Cardiorenal-anemia syndrome – definition, epidemiology and management: The Cardiologist’s view

Hippokratia 2011; 15 (Suppl 2): 9-14

D. Farmakis, G. Filippatos


The term “cardiorenal anemia syndrome” (CRAS) was introduced to describe the frequent coexistence of heart failure (HF), renal dysfunction and anemia as well as the close pathogenetic relationship between them. Up to two thirds of patients with acute heart failure (HF) and nearly one third of those with chronic HF have at least moderate renal dysfunction. Anemia, on the other hand, is detected in 10-60% of HF patients, depending on definitions and HF severity. Data on the coexistence of anemia and kidney disease in HF is quite variable and a prevalence of 3-22% is reported by various studies. Both renal dysfunction and anemia are independent predictors of adverse prognosis in HF and seem to have an additive effect on patients’ survival. Anemia pathogenesis in CRAS is multifactorial and among other factors includes reduced synthesis of and/or resistance to erythropoietin and iron deficiency.
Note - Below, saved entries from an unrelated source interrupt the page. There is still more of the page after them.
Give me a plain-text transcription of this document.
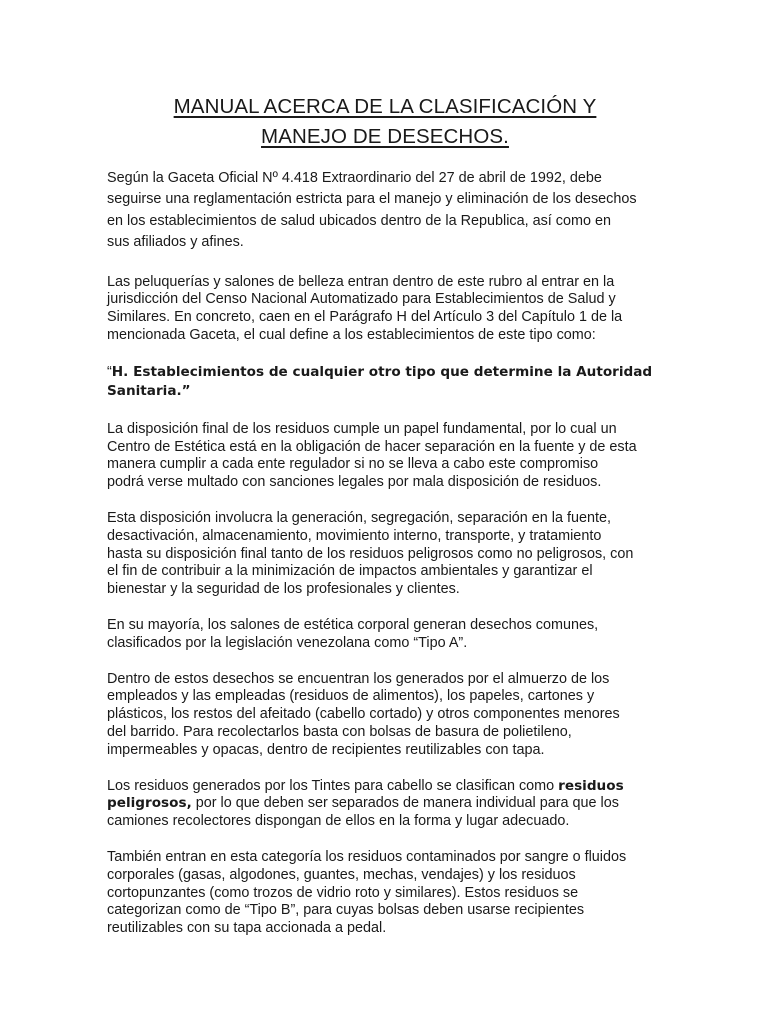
MANUAL ACERCA DE LA CLASIFICACIÓN Y
MANEJO DE DESECHOS.

Según la Gaceta Oficial Nº 4.418 Extraordinario del 27 de abril de 1992, debe
seguirse una reglamentación estricta para el manejo y eliminación de los desechos
en los establecimientos de salud ubicados dentro de la Republica, así como en
sus afiliados y afines.

Las peluquerías y salones de belleza entran dentro de este rubro al entrar en la
jurisdicción del Censo Nacional Automatizado para Establecimientos de Salud y
Similares. En concreto, caen en el Parágrafo H del Artículo 3 del Capítulo 1 de la
mencionada Gaceta, el cual define a los establecimientos de este tipo como:

“H. Establecimientos de cualquier otro tipo que determine la Autoridad
Sanitaria.”

La disposición final de los residuos cumple un papel fundamental, por lo cual un
Centro de Estética está en la obligación de hacer separación en la fuente y de esta
manera cumplir a cada ente regulador si no se lleva a cabo este compromiso
podrá verse multado con sanciones legales por mala disposición de residuos.

Esta disposición involucra la generación, segregación, separación en la fuente,
desactivación, almacenamiento, movimiento interno, transporte, y tratamiento
hasta su disposición final tanto de los residuos peligrosos como no peligrosos, con
el fin de contribuir a la minimización de impactos ambientales y garantizar el
bienestar y la seguridad de los profesionales y clientes.

En su mayoría, los salones de estética corporal generan desechos comunes,
clasificados por la legislación venezolana como “Tipo A”.

Dentro de estos desechos se encuentran los generados por el almuerzo de los
empleados y las empleadas (residuos de alimentos), los papeles, cartones y
plásticos, los restos del afeitado (cabello cortado) y otros componentes menores
del barrido. Para recolectarlos basta con bolsas de basura de polietileno,
impermeables y opacas, dentro de recipientes reutilizables con tapa.

Los residuos generados por los Tintes para cabello se clasifican como residuos
peligrosos, por lo que deben ser separados de manera individual para que los
camiones recolectores dispongan de ellos en la forma y lugar adecuado.

También entran en esta categoría los residuos contaminados por sangre o fluidos
corporales (gasas, algodones, guantes, mechas, vendajes) y los residuos
cortopunzantes (como trozos de vidrio roto y similares). Estos residuos se
categorizan como de “Tipo B”, para cuyas bolsas deben usarse recipientes
reutilizables con su tapa accionada a pedal.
As a result, erythropoiesis stimulating agents (ESA) and iron supplementation have both emerged as potential therapeutic modalities for CRAS. Although the first small clinical trials on ESA were promising, the subsequent large-scale testing of those agents resulted in controversial findings. Recent studies on the use of iron therapy in HF patients with iron deficiency have shown beneficial effects regarding patients’ symptoms, functional status and quality of life, which seem to occur irrespectively of the presence of anemia. However, there are several issues that need to be clarified, including whether the correction of iron deficiency is followed by better long-term prognosis, what patients benefit the most and therefore need to be treated or what therapeutic targets should be pursued.